The "Ussishkin Fortresses" (Kibbutz Dan and Kibbutz Dafna, established in his lifetime during the Tower-and-Stockade settlement drive), Kibbutz Kfar Menahem, and other sites were named after him.
Nehemia de Lieme: 1919-1922
The founder of a workers insurance bank in the Hague, economist Nehemia de Lieme joined the Zionist Movement in 1907, became charman of Holland's Zionist Organization, and advocated practical work in Eretz Yisrael alongside political action.
When WWI broke out, he was co-opted to the committee that directed the Fund's activities in the Hague after Max Bodenheimer's retirement and the move of the head office to the Dutch capital. He was a regular contributor to the Zionist periodical put out by the Head Office, Eretz Yisrael, his articles charting the course of KKL-JNF. He saw agricultural settlement as the keystone work of the Zionist Movement, arguing that the only way for a healthy Jewish community to rise in Eretz Yisrael was by working the land. "Even if we become masters of the land", he wrote, "ultimately it will belong to those who till its soil."
At the end of WWI, after four years of directing the Fund's work as part of a committee, de Lieme was appointed Chairman of KKL-JNF. Two years later, when the question of purchasing land in the Jezreel Valley came up, he insisted that the Fund not over-extend itself, and invest in building, rather than acquiring more lands. He headed a committee that recommended limiting land purchase and investment in education. After Ussishkin nevertheless bought the Jezreel Valley, de Lieme resigned.
He passed away in 1940. Kibbutz Sde Nehemia is named for him.
Max Bodenheimer: 1907-1919
Bodenheimer, one of Herzl's deputies, was born in Germany in 1865. Bodenheimer had a secular upbringing and he studied law. At an early age, he joined the Lovers of Zion organization. In 1898, he accompanied Herzl on his journey to Palestine. At the Fifth Zionist Congress, he was elected to a committee of three experts on international law. This triumvirate was responsible for formulating KKL-JNF's program in the spirit of its founders. Upon the ratification of the Fund's articles in 1907, Bodenheimer was elected head of KKL-JNF.
Bodenheimer believed that just as the U.S. had purchased Alaska from Russia during this period, land could be purchased with money. He served as the Fund Chairman until the outbreak of WWI in 1914, when after crossing the border from Germany into Holland - with all the Fund documents in his possession - he resigned so that his German citizenship would not implicate the Fund in questions of wartime loyalties. For a few years, he was a member of the Revisionist Movement, but he left the movement when it quit the World Zionist Organization. Bodenheimer passed away in 1940. Kibbutz Beit Nir in the Lachish region is named for him.

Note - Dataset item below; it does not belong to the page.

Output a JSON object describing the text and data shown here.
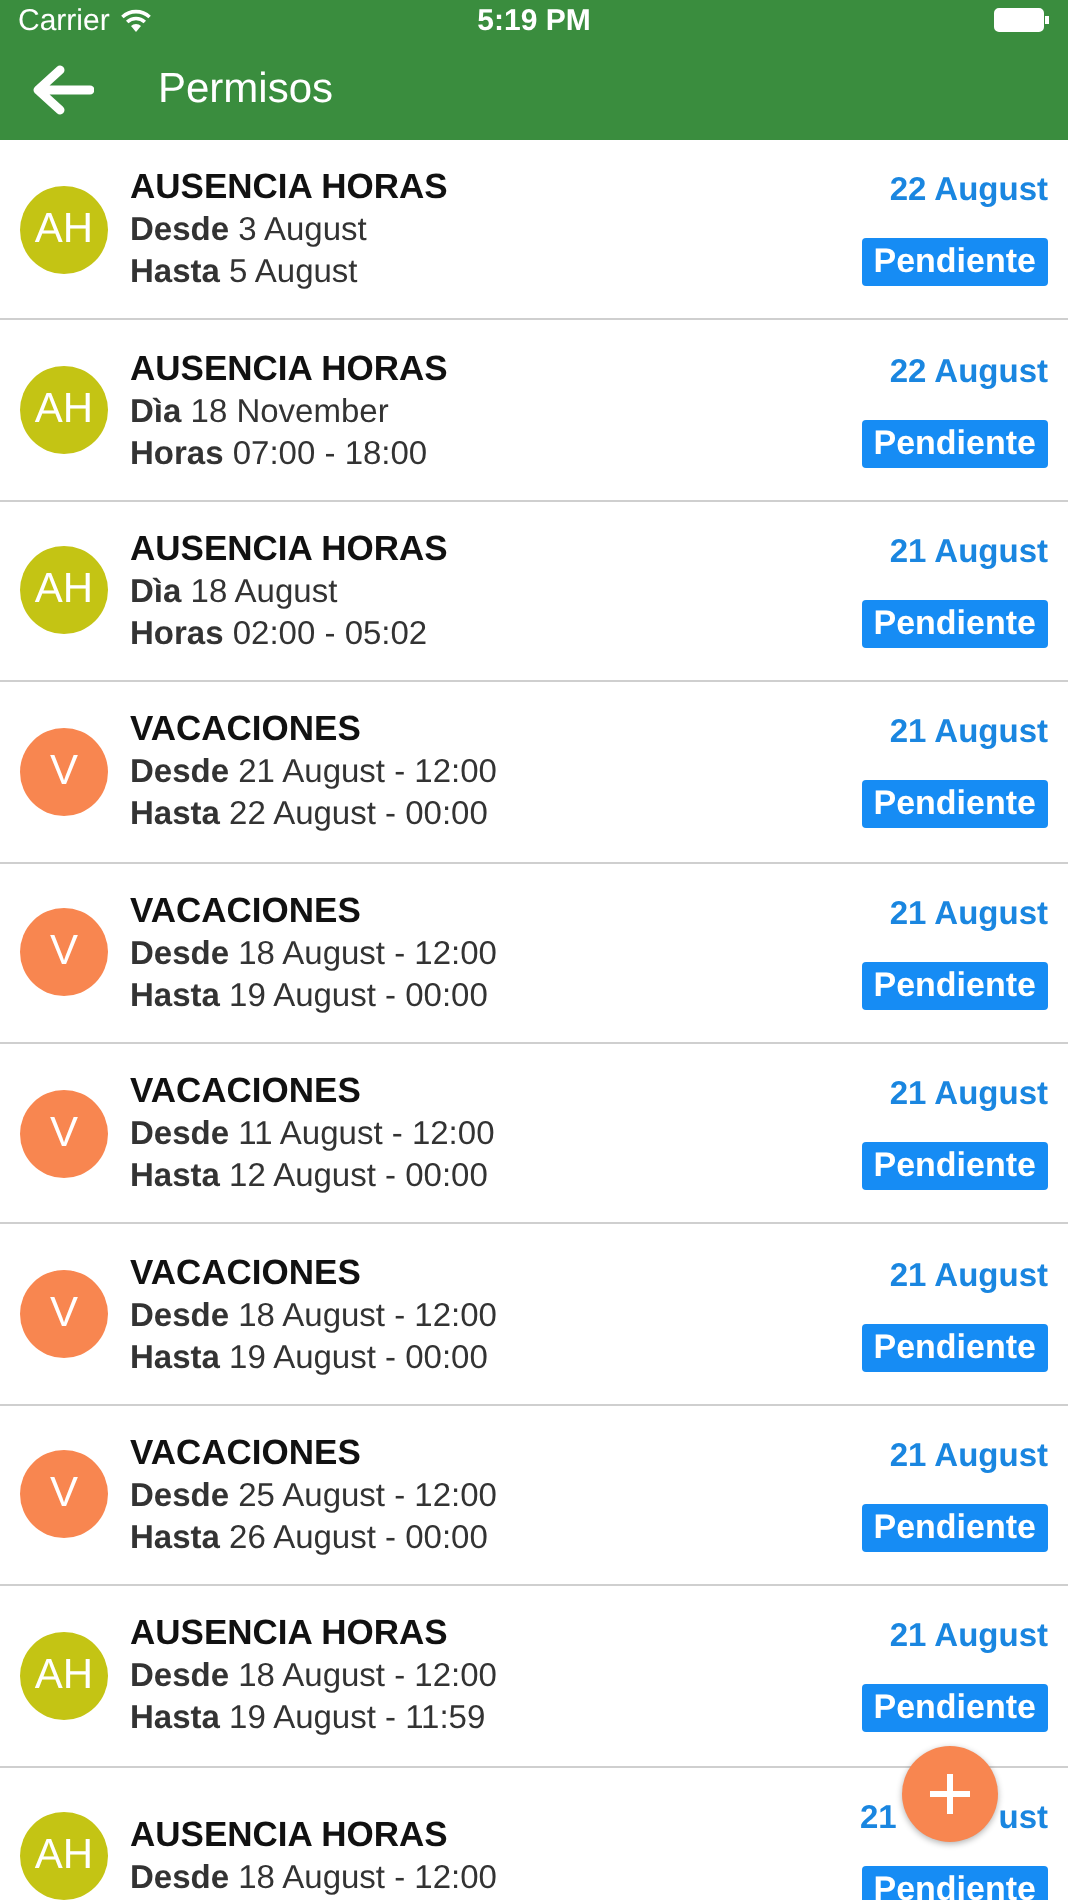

Yona Kremenezky: 1902-1907
Kremenezky, a disciple of Herzl's and his long-standing aide, was a well-known Viennese industrialist. Even before being appointed Chairman of KKL-JNF, soon after its establishment at the Fifth Zionist Congress in December 1901, Kremenetzky attributed paramount importance to the land for the Jewish People. He himself had acquired a tract in Petah Tikva and planted an orchard there.
In his capacity as head of KKL-JNF, he developed two of the Fund's salient fund-raising devices: Its stamps and Blue Box
. He served as Chairman until the Head Office moved from Vienna to Cologne.